Qu’elle soit follement combative, gentiment déjantée, dangereusement fragile, faussement naïve, méthodiquement apprêtée, ou bien empreinte d’une étrange fraîcheur matinale au saut du lit, la femme moderne éblouit une face du septième art jusque là peu explorée.

Le nouveau cinéma féministe : simple phénomène de mode ou polie révolte de jeunes femmes en colère ?



Le cinéma populaire actuel voit fleurir un grand nombre de films « féminins », quasi ou carrément féministes, aux formes colorées et aérées, tendant à mieux dissimuler la profondeur d’une réflexion sur l’indescriptible mystère émanant d’un visage subtilement caché sous une couche de maquillage pas vraiment bon marché.
Très récemment le cinéma français et la réalisatrice Cécile Telerman, offrait avec un touchant soucis de réalisme, dans Tout pour plaire, une image de la condition féminine, du pourquoi confus, du comment fantasque, de la juxtaposition d’échecs sentimentaux et professionnels, des femmes d’aujourd’hui souvent paumées, parfois fautives, jamais démissionnaires face à la difficulté à croire en une seconde chance.
Mais c’est parce que la femme fascine et interpelle que les écrans verront de plus en plus s’installer une véritable envie d’analyser, de disséquer, de comprendre le comportement féminin... en vain.

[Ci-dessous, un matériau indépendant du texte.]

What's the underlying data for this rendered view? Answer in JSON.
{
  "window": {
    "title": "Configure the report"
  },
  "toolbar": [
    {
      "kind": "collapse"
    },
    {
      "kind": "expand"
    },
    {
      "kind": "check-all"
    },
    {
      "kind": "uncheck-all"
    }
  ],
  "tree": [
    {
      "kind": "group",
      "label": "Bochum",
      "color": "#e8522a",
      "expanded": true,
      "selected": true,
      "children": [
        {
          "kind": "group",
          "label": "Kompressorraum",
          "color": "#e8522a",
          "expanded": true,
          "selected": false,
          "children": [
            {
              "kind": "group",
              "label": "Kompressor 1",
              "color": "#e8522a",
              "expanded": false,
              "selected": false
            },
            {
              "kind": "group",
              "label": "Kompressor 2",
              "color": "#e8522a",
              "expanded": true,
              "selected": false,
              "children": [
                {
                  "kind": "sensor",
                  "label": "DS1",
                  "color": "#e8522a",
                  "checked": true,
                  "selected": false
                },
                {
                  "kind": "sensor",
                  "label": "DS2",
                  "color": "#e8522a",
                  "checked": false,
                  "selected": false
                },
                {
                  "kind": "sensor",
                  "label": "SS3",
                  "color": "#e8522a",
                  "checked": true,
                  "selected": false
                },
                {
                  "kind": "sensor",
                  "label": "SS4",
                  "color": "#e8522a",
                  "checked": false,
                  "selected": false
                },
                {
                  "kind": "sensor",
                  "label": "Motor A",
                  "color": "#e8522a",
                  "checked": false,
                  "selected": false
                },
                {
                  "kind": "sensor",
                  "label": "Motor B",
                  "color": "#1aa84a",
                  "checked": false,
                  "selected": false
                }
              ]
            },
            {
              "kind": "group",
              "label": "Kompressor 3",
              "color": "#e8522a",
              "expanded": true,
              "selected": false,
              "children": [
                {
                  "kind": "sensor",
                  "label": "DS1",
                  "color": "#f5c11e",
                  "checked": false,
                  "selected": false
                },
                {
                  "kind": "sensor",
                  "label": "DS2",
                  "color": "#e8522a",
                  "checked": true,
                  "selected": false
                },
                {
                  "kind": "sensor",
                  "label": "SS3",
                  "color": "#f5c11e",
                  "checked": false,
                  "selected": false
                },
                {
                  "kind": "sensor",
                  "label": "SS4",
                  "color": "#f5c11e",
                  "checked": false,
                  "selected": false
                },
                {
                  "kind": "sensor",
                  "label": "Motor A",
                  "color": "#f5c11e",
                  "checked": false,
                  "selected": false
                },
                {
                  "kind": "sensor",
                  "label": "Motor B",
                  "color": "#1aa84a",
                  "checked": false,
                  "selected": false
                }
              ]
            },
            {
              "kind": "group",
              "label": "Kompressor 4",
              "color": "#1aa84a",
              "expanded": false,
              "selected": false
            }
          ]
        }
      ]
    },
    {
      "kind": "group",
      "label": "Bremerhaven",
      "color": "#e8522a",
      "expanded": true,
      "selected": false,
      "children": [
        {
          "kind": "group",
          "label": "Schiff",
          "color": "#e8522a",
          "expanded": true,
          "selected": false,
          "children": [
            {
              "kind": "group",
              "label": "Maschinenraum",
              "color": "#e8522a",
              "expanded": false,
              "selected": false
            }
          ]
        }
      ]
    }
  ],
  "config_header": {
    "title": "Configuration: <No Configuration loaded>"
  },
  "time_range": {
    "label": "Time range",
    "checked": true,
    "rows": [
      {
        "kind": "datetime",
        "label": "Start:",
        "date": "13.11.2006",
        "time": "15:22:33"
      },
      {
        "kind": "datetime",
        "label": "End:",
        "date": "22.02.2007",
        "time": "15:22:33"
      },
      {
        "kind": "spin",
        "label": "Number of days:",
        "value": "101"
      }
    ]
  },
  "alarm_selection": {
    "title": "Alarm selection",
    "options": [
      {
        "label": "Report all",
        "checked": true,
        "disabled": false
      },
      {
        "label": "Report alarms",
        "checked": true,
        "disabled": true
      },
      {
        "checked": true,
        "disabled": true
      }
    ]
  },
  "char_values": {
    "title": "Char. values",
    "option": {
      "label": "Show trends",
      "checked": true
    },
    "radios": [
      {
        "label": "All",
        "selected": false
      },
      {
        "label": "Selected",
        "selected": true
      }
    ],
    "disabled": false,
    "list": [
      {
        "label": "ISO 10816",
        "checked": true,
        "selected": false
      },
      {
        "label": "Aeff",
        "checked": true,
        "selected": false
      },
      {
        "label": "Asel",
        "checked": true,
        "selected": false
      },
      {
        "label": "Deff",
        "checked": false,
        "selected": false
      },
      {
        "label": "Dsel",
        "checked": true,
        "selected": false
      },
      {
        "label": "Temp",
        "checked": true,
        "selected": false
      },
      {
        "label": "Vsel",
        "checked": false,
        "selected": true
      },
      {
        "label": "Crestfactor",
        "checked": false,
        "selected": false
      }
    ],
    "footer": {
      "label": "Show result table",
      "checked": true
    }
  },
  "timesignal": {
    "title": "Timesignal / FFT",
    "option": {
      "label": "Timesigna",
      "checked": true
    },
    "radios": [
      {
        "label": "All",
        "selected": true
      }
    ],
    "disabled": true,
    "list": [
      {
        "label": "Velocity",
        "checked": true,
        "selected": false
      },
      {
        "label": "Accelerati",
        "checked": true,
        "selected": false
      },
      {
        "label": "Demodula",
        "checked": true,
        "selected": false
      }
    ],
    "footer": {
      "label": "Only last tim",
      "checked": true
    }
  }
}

Qu’il soit filmé avec ou sans recul, le mystère planant sur la question se doit de rester entier, de même que cette étrange classification du sexe soit disant « faible ».
The hours, film au charme étrange, est celui où l’équation reste sûrement la plus irrésolue. En effet, cette peinture pastel de trois femmes appartenant à trois générations différentes trouble plus qu’elle n’éclaire, prouvant ainsi que le flou artistique, social ou bien intellectuel caractérise la femme et la plonge souvent dans des situations troublantes, des émotions confuses, des issues tragiques.

Et pourtant la « nouvelle » génération de réalisatrices telle que Nora Ephron voit la chose avec plus de simplicité et concentre son pouvoir comique et émotionnel sur un terrain romantique glissant mais parfaitement maîtrisé. Au sein même de ses petits théâtres acidulés, elle se plait à installer le doute sur une spiritualité inattendue et impose de la profondeur là où il n’y en a à priorité aucune. Ainsi naîtra un Ce que veulent les femmes, soupir entre deux proverbes machistes, miroir d’un conflit homme/femme basé sur l’intolérance et le manque de patience face au dialogue. Une comédie certes, mais aussi un triste constat poussant un public averti à regarder au-delà des apparences qu’il s’agisse de cinéma ou de leur propre réalité.